Neurogenetics
- Discipline: Neurogenetics
- Language: English
- Edited by: U. Müller, M.B. Graeber, Louis J. Ptáček

Publication details
- History: 1997-present
- Publisher: Springer Science+Business Media
- Frequency: Quarterly
- Impact factor: 2.660 (2020)

Standard abbreviations
- ISO 4: Neurogenetics

Indexing
- CODEN: NEROFX
- ISSN: 1364-6745 (print) 1364-6753 (web)
- OCLC no.: 37360267

Links
- Journal homepage; Online archive;

= Neurogenetics (journal) =

Neurogenetics is a quarterly peer-reviewed scientific journal covering the field of neurogenetics. It was established in 1997 and is published quarterly by Springer Science+Business Media. The journal publishes review articles, original articles, short communications, and letters to the editors. The editors-in-chief are Ulrich Müller (University of Giessen), Manuel B. Graeber (University of Sydney), and Louis J. Ptáček (University of California, San Francisco).
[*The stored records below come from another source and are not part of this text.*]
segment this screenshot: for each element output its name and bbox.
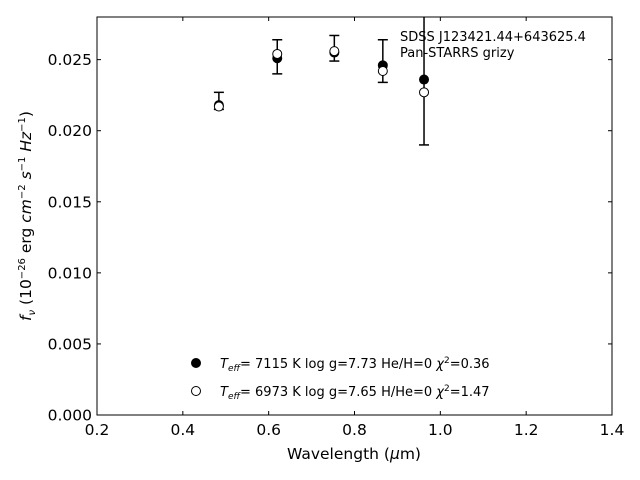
legend: Teff= 7115 K log g=7.73 He/H=0 χ2=0.36 T… [191,356,490,402]
axes: 0.2 0.4 0.6 0.8 1.0 1.2 1.4 0.000 0.005 0.010 0.01… [48,17,625,439]
y-tick-label: 0.005 [48,335,92,353]
legend-marker-open [191,386,201,396]
x-tick-label: 0.8 [342,421,367,439]
x-axis-label: Wavelength (μm) [287,445,421,463]
error-bars [213,17,430,146]
model-point-open [213,101,224,112]
legend-label-2: Teff= 6973 K log g=7.65 H/He=0 χ2=1.47 [220,384,490,402]
data-markers [213,46,430,112]
x-tick-label: 1.4 [600,421,625,439]
x-tick-label: 0.4 [171,421,196,439]
legend-label-1: Teff= 7115 K log g=7.73 He/H=0 χ2=0.36 [220,356,490,374]
model-point-filled [419,74,430,85]
plot-frame [96,16,613,416]
model-point-open [419,87,430,98]
y-tick-label: 0.010 [48,264,92,282]
y-tick-label: 0.020 [48,122,92,140]
legend-marker-filled [191,358,201,368]
model-point-open [329,46,340,57]
x-tick-label: 1.2 [514,421,539,439]
x-tick-label: 0.2 [85,421,110,439]
model-point-open [272,48,283,59]
annotation-object-name: SDSS J123421.44+643625.4 [400,30,586,45]
x-tick-label: 0.6 [256,421,281,439]
y-tick-label: 0.015 [48,193,92,211]
annotation-survey: Pan-STARRS grizy [400,46,515,61]
x-tick-label: 1.0 [428,421,453,439]
y-axis-label: fν (10−26 erg cm−2 s−1 Hz−1) [17,111,38,321]
y-tick-label: 0.000 [48,407,92,425]
model-point-open [377,66,388,77]
y-tick-label: 0.025 [48,51,92,69]
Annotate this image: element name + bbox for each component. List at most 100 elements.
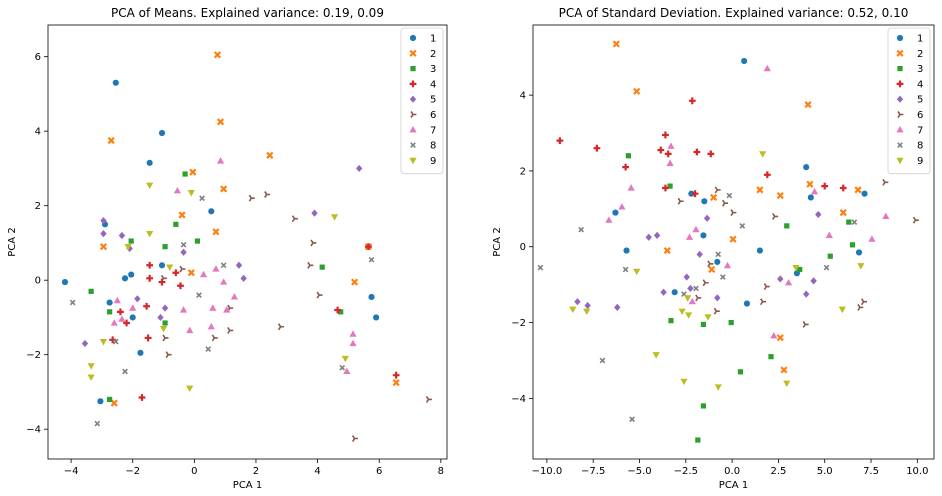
data-point-series-5 [161,304,169,312]
data-point-series-5 [696,250,703,258]
data-point-series-5 [645,233,652,241]
y-tick-label: 0 [35,276,41,287]
series-3 [88,171,344,402]
data-point-series-1 [158,129,166,137]
data-point-series-8 [715,251,722,258]
data-point-series-2 [216,118,225,126]
data-point-series-7 [627,184,635,191]
data-point-series-3 [700,403,707,409]
x-axis-label: PCA 1 [233,480,262,491]
data-point-series-5 [100,230,107,238]
x-tick-label: 5.0 [817,466,833,477]
data-point-series-4 [693,148,701,156]
data-point-series-6 [425,395,432,403]
data-point-series-7 [207,322,215,330]
data-point-series-6 [860,298,868,306]
data-point-series-5 [134,295,141,303]
data-point-series-5 [574,298,581,306]
x-tick-label: 7.5 [863,466,879,477]
data-point-series-5 [802,290,810,298]
data-point-series-3 [107,309,113,315]
data-point-series-5 [683,273,690,281]
data-point-series-6 [351,435,358,442]
data-point-series-2 [110,399,118,407]
legend-label: 8 [430,141,436,152]
data-point-series-7 [230,293,239,300]
data-point-series-3 [797,266,803,273]
y-tick-label: 6 [35,52,41,63]
x-tick-label: 2 [253,466,259,477]
data-point-series-9 [783,380,791,387]
data-point-series-1 [96,397,104,405]
legend-label: 4 [917,79,923,90]
data-point-series-1 [713,258,721,266]
y-tick-label: 4 [520,91,526,102]
legend-marker-5 [409,95,417,103]
data-point-series-8 [693,285,699,292]
data-point-series-8 [823,264,830,271]
data-point-series-7 [882,212,890,220]
legend-marker-2 [896,49,904,57]
data-point-series-1 [855,248,863,256]
x-tick-label: −10.0 [532,466,563,477]
y-tick-label: 4 [35,127,41,138]
data-point-series-3 [173,221,179,227]
legend-marker-7 [896,126,904,133]
x-tick-label: 2.5 [770,466,786,477]
legend-label: 8 [917,141,923,152]
chart-title: PCA of Means. Explained variance: 0.19, … [111,6,384,20]
data-point-series-5 [810,277,817,285]
chart-panel-1: PCA of Means. Explained variance: 0.19, … [7,6,448,491]
data-point-series-5 [614,303,621,311]
data-point-series-1 [756,246,764,255]
data-point-series-3 [88,288,94,294]
data-point-series-4 [664,150,672,158]
data-point-series-2 [187,269,195,277]
data-point-series-9 [759,151,767,158]
data-point-series-4 [691,190,699,198]
y-tick-label: 0 [520,242,526,253]
data-point-series-7 [618,203,626,210]
legend-box [400,27,444,175]
legend: 1 2 3 4 5 6 7 8 9 [400,27,444,175]
data-point-series-4 [146,261,154,269]
data-point-series-1 [611,209,619,217]
data-point-series-7 [349,339,357,347]
data-point-series-4 [662,184,669,192]
data-point-series-6 [677,197,684,205]
data-point-series-9 [704,314,712,321]
data-point-series-4 [172,269,180,277]
data-point-series-3 [338,309,344,315]
data-point-series-4 [662,131,669,139]
data-point-series-6 [763,283,770,290]
data-point-series-5 [703,214,711,222]
legend-label: 7 [430,125,436,136]
legend-label: 1 [917,34,923,45]
data-point-series-6 [264,191,271,198]
data-point-series-4 [763,171,771,179]
legend-marker-1 [409,34,417,42]
data-point-series-7 [118,315,126,322]
data-point-series-2 [99,243,108,251]
data-point-series-1 [622,246,631,255]
series-1 [611,57,869,308]
data-point-series-6 [248,194,255,202]
data-point-series-7 [179,306,188,313]
data-point-series-5 [584,301,591,310]
data-point-series-6 [857,303,864,311]
data-point-series-8 [205,346,212,352]
data-point-series-9 [684,295,692,302]
data-point-series-9 [341,355,349,363]
data-point-series-6 [802,320,809,328]
data-point-series-7 [220,278,228,285]
data-point-series-3 [128,238,134,244]
legend-marker-6 [410,111,417,118]
x-tick-label: −4 [64,466,79,477]
data-point-series-7 [110,319,118,326]
data-point-series-4 [117,308,124,316]
data-point-series-4 [392,371,400,379]
data-point-series-3 [737,369,744,375]
data-point-series-1 [802,163,810,171]
data-point-series-2 [780,366,788,374]
data-point-series-7 [868,235,876,242]
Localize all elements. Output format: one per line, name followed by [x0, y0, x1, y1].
==Abstracting and indexing==
The journal is abstracted and indexed in Academic OneFile, Biological Abstracts, BIOSIS Previews, Chemical Abstracts Service, ProQuest databases, Embase, Neuroscience Citation Index, PASCAL, PubMed/MEDLINE, Science Citation Index Expanded, Scopus, and VINITI Database RAS. According to the Journal Citation Reports, the journal has a 2020 impact factor of 2.660.